Non è un caso che il Natale sia stato sempre al centro dello sguardo della società capitalistica fin dai suoi primordi. Il Canto di Natale (A Christmas Carol) di Charles Dickens esce nel 1843 e racconta la conversione alla bontà di un ricco banchiere e capitalista, Ebenezer Scrooge. Sotto l’involucro dei buoni sentimenti si nasconde l’indicibile violenza della corsa alla ricchezza imposta dal capitale e le orribili condizioni in cui versano gli strati più poveri della società londinese dell’Ottocento. Banche e capitali sono alla base anche di un’altra storia natalizia edificante che rappresenta quasi una rilettura del racconto di Dickens: ci riferiamo al film La vita è meravigliosa (It’s a Wonderful Life, 1946) di Frank Capra, in cui la bontà e le buone azioni avvengono sullo sfondo di una furiosa guerra finanziaria (nel film compare anche la crisi di Wall Strett del 1929) fra ricchi e poveri emarginati. Sotto Natale, nel momento dell’euforia degli acquisti, sono ambientate anche alcune sequenze di un altro film, Rapporto confidenziale (Confidential Report, 1955) di Orson Welles: siamo a Monaco di Baviera e il mio omonimo Guy Van Stratten incontra Jakob Zouk, ormai ridotto in miseria, uno degli ultimi a conoscere il segreto del misterioso miliardario Gregory Arkadin (Orson Welles). Fra i fasti natalizi, mentre Van Stratten cerca invano del paté d’oca, cibo di lusso per soddisfare il desiderio dell’ex galeotto Zouk, il potente capitalista Arkadin elimina lo stesso Zouk, piantandogli un coltello nella schiena, in un fatiscente appartamento del centro. Dietro i canti natalizi, la neve e l’atmosfera della festa, il capitale celebra ancora una volta le sue vendette. Ma, in questo grande film, nell’atmosfera natalizia, il capitalista spaccone e prepotente viene inchiodato a una dimensione buffonesca e carnevalesca: Arkadin, pur di prendere l’ultimo aereo in partenza da Monaco ormai già completo, in aeroporto grida ai passeggeri che è disposto ad offrire qualsiasi cifra per un biglietto ma Van Stratten lo tratta come un pazzo esaltato dal Natale. Il tragico potere del capitale, che pretende di comprare qualsiasi individuo per soddisfare i propri capricci, viene in tal modo scoronato e ricondotto a una dimensione funereamente carnevalesca.

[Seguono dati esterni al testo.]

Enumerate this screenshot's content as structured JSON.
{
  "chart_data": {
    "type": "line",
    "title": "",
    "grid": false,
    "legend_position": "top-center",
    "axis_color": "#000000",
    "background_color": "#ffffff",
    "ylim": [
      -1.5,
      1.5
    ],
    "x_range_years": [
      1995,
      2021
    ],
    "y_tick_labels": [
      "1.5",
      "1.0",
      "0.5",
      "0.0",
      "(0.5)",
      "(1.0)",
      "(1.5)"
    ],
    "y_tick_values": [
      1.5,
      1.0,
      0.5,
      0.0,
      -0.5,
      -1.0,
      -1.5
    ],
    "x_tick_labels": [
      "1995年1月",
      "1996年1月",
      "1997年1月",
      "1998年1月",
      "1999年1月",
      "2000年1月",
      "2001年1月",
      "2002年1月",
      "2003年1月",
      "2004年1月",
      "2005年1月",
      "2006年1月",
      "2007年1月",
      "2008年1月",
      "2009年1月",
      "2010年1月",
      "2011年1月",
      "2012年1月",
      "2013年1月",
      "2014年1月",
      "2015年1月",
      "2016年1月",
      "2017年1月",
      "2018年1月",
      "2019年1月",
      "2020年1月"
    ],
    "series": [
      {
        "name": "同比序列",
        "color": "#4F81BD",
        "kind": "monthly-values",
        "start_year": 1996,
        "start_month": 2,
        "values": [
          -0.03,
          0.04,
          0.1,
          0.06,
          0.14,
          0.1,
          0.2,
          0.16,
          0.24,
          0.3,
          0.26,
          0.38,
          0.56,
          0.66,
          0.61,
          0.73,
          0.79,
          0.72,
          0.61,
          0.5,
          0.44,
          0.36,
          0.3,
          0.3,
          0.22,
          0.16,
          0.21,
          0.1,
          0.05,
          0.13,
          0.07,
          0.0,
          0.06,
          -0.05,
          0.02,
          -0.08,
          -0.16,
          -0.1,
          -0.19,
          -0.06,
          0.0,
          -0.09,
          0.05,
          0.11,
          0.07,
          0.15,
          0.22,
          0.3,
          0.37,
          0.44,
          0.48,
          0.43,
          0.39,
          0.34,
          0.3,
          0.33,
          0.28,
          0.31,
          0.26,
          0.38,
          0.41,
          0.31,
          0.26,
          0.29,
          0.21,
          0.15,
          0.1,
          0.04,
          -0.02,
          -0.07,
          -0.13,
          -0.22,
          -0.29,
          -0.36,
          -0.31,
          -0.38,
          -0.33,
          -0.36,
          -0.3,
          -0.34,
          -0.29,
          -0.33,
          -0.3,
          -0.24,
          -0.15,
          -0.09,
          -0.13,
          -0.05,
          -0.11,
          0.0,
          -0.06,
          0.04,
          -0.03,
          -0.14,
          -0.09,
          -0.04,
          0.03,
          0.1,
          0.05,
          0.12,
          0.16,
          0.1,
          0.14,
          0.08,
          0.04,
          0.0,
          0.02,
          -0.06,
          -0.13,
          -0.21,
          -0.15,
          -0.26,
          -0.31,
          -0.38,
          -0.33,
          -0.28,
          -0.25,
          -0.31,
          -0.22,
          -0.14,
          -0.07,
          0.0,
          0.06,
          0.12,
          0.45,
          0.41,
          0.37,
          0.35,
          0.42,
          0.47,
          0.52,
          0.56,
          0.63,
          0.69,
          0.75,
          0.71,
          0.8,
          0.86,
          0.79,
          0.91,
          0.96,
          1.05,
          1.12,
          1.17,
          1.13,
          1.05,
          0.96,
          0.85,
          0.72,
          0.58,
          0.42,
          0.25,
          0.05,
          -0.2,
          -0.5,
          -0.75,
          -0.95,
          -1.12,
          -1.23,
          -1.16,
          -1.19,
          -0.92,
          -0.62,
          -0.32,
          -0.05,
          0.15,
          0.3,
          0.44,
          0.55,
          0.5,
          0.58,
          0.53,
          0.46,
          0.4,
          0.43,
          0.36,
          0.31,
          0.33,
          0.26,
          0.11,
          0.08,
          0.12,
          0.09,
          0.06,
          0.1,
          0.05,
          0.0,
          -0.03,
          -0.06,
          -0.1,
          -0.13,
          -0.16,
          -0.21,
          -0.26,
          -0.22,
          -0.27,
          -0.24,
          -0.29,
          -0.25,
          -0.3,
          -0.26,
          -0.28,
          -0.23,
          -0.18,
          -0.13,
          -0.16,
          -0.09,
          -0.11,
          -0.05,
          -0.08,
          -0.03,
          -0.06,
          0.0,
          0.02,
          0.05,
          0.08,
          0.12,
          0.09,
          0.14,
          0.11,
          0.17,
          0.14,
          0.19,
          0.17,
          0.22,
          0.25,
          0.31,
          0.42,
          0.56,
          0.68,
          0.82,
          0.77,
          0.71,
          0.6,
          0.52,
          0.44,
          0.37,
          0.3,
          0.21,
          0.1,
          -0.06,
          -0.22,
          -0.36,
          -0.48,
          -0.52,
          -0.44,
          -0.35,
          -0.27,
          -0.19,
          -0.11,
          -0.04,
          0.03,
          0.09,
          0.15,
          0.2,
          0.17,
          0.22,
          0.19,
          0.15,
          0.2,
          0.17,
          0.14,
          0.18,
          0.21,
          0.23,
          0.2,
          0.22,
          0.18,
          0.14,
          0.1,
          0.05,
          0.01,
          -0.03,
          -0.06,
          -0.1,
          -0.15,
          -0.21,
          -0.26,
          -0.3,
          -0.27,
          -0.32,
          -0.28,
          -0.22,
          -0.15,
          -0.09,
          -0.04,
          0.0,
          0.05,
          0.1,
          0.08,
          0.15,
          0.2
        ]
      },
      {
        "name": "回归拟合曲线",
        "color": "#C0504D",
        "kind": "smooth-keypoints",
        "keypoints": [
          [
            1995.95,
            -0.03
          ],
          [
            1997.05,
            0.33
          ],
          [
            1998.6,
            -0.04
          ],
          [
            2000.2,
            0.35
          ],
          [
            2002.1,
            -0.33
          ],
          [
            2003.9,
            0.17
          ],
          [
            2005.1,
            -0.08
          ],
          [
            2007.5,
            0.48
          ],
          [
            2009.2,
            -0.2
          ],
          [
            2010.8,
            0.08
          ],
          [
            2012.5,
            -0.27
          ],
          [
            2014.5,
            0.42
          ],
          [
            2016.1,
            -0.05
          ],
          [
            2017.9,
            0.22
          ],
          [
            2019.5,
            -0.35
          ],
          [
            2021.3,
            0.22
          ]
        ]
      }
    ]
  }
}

Piace così tanto Una poltrona per due sotto Natale, allora, forse perché inconsciamente rappresenta lo status di guerra cui sono sottoposti gli individui asserviti in tutto e per tutto alle dinamiche capitalistiche; uno status che, come abbiamo visto, raggiunge sotto le feste i suoi momenti culminanti. Non ci sono buoni sentimenti che tengono, non ci sono conversioni alla Scrooge che possano proteggere dalla guerra fintamente piacevole che il capitale impone ogni giorno. Perché nessuno proverà un qualsiasi dolore o fastidio se, per sbaglio, cambiando canale per pochi attimi dalla visione natalizia di Italia 1, si troverà di fronte immagini di guerra dalla Striscia di Gaza. Perché nell’irrealtà che ci circonda tutto diventa irreale, illusorio, mediaticamente finto. Tutto una grande favola mediatica e digitale, anche la guerra, la distruzione e la morte. Buona guerra e felice nuova distruzione.